Beyond Generative AI: World Models for Clinical Prediction, Counterfactuals, and Planning
Mohammad Areeb Qazi, Maryam Nadeem, Mohammad Yaqub
TL;DR
Healthcare AI must be predictive, reliable, and data-efficient, but large generative models often lack physical grounding and temporal decision-making. The paper surveys world models that learn predictive dynamics and latent representations to enable internal simulations, counterfactual evaluation, and planning across imaging, EHR, and robotic surgery, leveraging backbones like transformers, diffusion, and VAEs with JEPA-style objectives (e.g., $p(s_{t+1} \mid s_t, a_t)$ or future-latent predictions). It introduces a four-level capability rubric (L1-L4), synthesizes current work, and identifies gaps such as underspecified action spaces and weak interventional validation, outlining a research agenda to integrate causal/mechanical priors with generative backbones. The goal is to shift from generation to prediction-first world models that support safe, decision-focused clinical planning, with standardized evaluation, tooling, and governance to enable closed-loop decision support in healthcare.
Abstract
Healthcare requires AI that is predictive, reliable, and data-efficient.
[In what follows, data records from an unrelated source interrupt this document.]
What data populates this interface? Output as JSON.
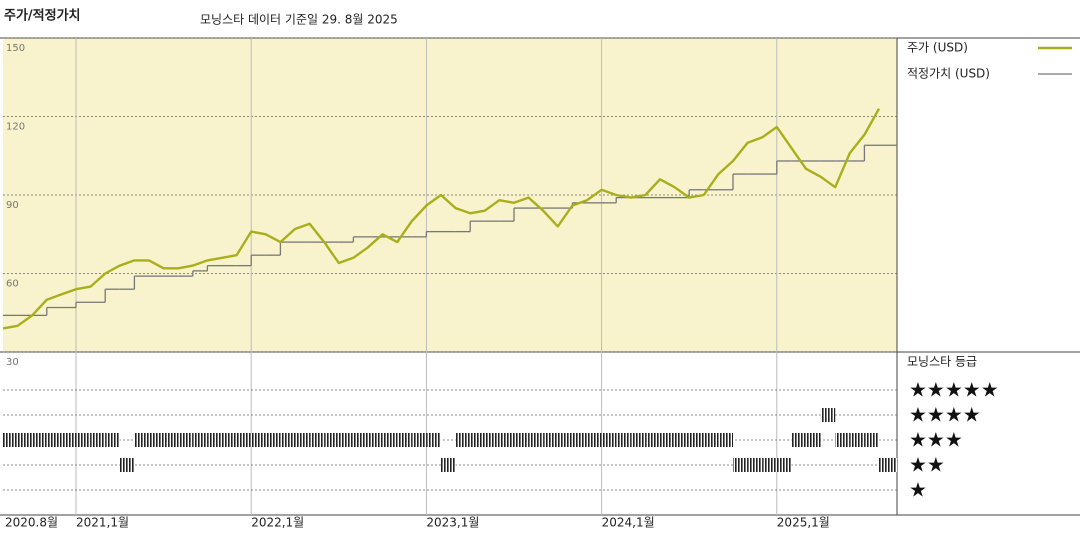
{
  "chart_data": [
    {
      "type": "line",
      "title": "주가/적정가치",
      "subtitle": "모닝스타 데이터 기준일 29. 8월 2025",
      "x": [
        "2020-08",
        "2020-09",
        "2020-10",
        "2020-11",
        "2020-12",
        "2021-01",
        "2021-02",
        "2021-03",
        "2021-04",
        "2021-05",
        "2021-06",
        "2021-07",
        "2021-08",
        "2021-09",
        "2021-10",
        "2021-11",
        "2021-12",
        "2022-01",
        "2022-02",
        "2022-03",
        "2022-04",
        "2022-05",
        "2022-06",
        "2022-07",
        "2022-08",
        "2022-09",
        "2022-10",
        "2022-11",
        "2022-12",
        "2023-01",
        "2023-02",
        "2023-03",
        "2023-04",
        "2023-05",
        "2023-06",
        "2023-07",
        "2023-08",
        "2023-09",
        "2023-10",
        "2023-11",
        "2023-12",
        "2024-01",
        "2024-02",
        "2024-03",
        "2024-04",
        "2024-05",
        "2024-06",
        "2024-07",
        "2024-08",
        "2024-09",
        "2024-10",
        "2024-11",
        "2024-12",
        "2025-01",
        "2025-02",
        "2025-03",
        "2025-04",
        "2025-05",
        "2025-06",
        "2025-07",
        "2025-08"
      ],
      "xticks": [
        {
          "value": "2020-08",
          "label": "2020.8월"
        },
        {
          "value": "2021-01",
          "label": "2021,1월"
        },
        {
          "value": "2022-01",
          "label": "2022,1월"
        },
        {
          "value": "2023-01",
          "label": "2023,1월"
        },
        {
          "value": "2024-01",
          "label": "2024,1월"
        },
        {
          "value": "2025-01",
          "label": "2025,1월"
        }
      ],
      "ylim": [
        30,
        150
      ],
      "yticks": [
        30,
        60,
        90,
        120,
        150
      ],
      "grid": true,
      "series": [
        {
          "name": "주가 (USD)",
          "color": "#a9ae1c",
          "values": [
            39,
            40,
            44,
            50,
            52,
            54,
            55,
            60,
            63,
            65,
            65,
            62,
            62,
            63,
            65,
            66,
            67,
            76,
            75,
            72,
            77,
            79,
            72,
            64,
            66,
            70,
            75,
            72,
            80,
            86,
            90,
            85,
            83,
            84,
            88,
            87,
            89,
            84,
            78,
            86,
            88,
            92,
            90,
            89,
            90,
            96,
            93,
            89,
            90,
            98,
            103,
            110,
            112,
            116,
            108,
            100,
            97,
            93,
            106,
            113,
            123
          ]
        },
        {
          "name": "적정가치 (USD)",
          "color": "#777777",
          "values": [
            44,
            44,
            44,
            47,
            47,
            49,
            49,
            54,
            54,
            59,
            59,
            59,
            59,
            61,
            63,
            63,
            63,
            67,
            67,
            72,
            72,
            72,
            72,
            72,
            74,
            74,
            74,
            74,
            74,
            76,
            76,
            76,
            80,
            80,
            80,
            85,
            85,
            85,
            85,
            87,
            87,
            87,
            89,
            89,
            89,
            89,
            89,
            92,
            92,
            92,
            98,
            98,
            98,
            103,
            103,
            103,
            103,
            103,
            103,
            109,
            109
          ]
        }
      ]
    },
    {
      "type": "rating",
      "title": "모닝스타 등급",
      "yticks": [
        {
          "value": 5,
          "label": "★★★★★"
        },
        {
          "value": 4,
          "label": "★★★★"
        },
        {
          "value": 3,
          "label": "★★★"
        },
        {
          "value": 2,
          "label": "★★"
        },
        {
          "value": 1,
          "label": "★"
        }
      ],
      "color": "#222222",
      "values": [
        3,
        3,
        3,
        3,
        3,
        3,
        3,
        3,
        2,
        3,
        3,
        3,
        3,
        3,
        3,
        3,
        3,
        3,
        3,
        3,
        3,
        3,
        3,
        3,
        3,
        3,
        3,
        3,
        3,
        3,
        2,
        3,
        3,
        3,
        3,
        3,
        3,
        3,
        3,
        3,
        3,
        3,
        3,
        3,
        3,
        3,
        3,
        3,
        3,
        3,
        2,
        2,
        2,
        2,
        3,
        3,
        4,
        3,
        3,
        3,
        2
      ]
    }
  ]
}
However, recent generative models lack physical foundation and temporal reasoning required for clinical decision support. As scaling language models show diminishing returns for grounded clinical reasoning, world models are gaining traction because they learn multimodal, temporally coherent, and action-conditioned representations that reflect the physical and causal structure of care. This paper reviews World Models for healthcare systems that learn predictive dynamics to enable multistep rollouts, counterfactual evaluation and planning. We survey recent work across three domains: (i) medical imaging and diagnostics (e.g., longitudinal tumor simulation, projection-transition modeling, and Joint Embedding Predictive Architecture i.e., JEPA-style predictive representation learning), (ii) disease progression modeling from electronic health records (generative event forecasting at scale), and (iii) robotic surgery and surgical planning (action-conditioned guidance and control). We also introduce a capability rubric: L1 temporal prediction, L2 action-conditioned prediction, L3 counterfactual rollouts for decision support, and L4 planning/control. Most reviewed systems achieve L1--L2, with fewer instances of L3 and rare L4. We identify cross-cutting gaps that limit clinical reliability; under-specified action spaces and safety constraints, weak interventional validation, incomplete multimodal state construction, and limited trajectory-level uncertainty calibration. This review outlines a research agenda for clinically robust prediction-first world models that integrate generative backbones (transformers, diffusion, VAE) with causal/mechanical foundation for safe decision support in healthcare.